La censura impuesta a periodistas en Campeche, forzados a pedir perdón a la gobernadora, es una muestra clara de cómo el poder busca acallar voces incómodas, usando instituciones que deberían garantizar derechos, pero que ahora se vuelven instrumentos de represión. Cuando las instituciones fallan, la indignación no tiene dónde anclarse y se convierte en un grito ahogado.
La educación también falla. Políticas como la Nueva Escuela Mexicana, aunque prometieron cambios, han quedado en papel o en contradicciones, dejando a una sociedad fragmentada y poco preparada para cuestionar y actuar. Sin pensamiento crítico ni compromiso, la resignación crece, y la indignación se diluye en la apatía.
En lo más profundo, esta indiferencia habla de una alienación social. La gente se siente desconectada, sin poder para influir en su destino. La filosofía de la libertad que nos llama a actuar y responsabilizarnos choca con una realidad donde la pasividad es el refugio más seguro y la participación un privilegio lejano.

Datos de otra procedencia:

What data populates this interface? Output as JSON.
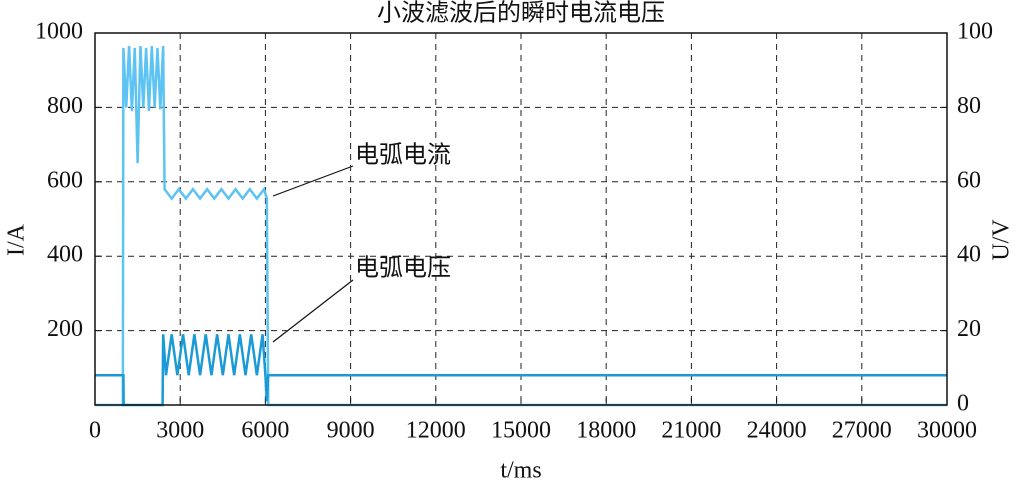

Y no olvidemos el miedo, porque en un país donde cuestionar sale caro —trabajo, reputación, incluso la vida— la autocensura se impone. La sociedad se calla para sobrevivir, y la indignación se reprime, no porque no exista, sino porque expresarla es un riesgo tangible.
Creo que todo esto explica por qué la sociedad mexicana parece indiferente ante la injusticia: es cansancio, desconfianza, miedo y abandono. Pero, ¿esa indiferencia no es aceptación definitiva? La indignación sigue ahí, latente, esperando que algo la despierte.
Para lograrlo, insisto, hace falta reconstruir la confianza en las instituciones, proteger la libertad de expresión y fortalecer la educación crítica. La sociedad debe reconocerse como agente de cambio y recuperar la dignidad que le han intentado arrebatar. Solo así podremos romper el ciclo de violencia, censura y silencio.
Porque la libertad y la justicia no se regalan desde arriba: se conquistan desde abajo, con la voz clara y la acción decidida de un pueblo que, aunque cansado, no está derrotado… hasta el momento.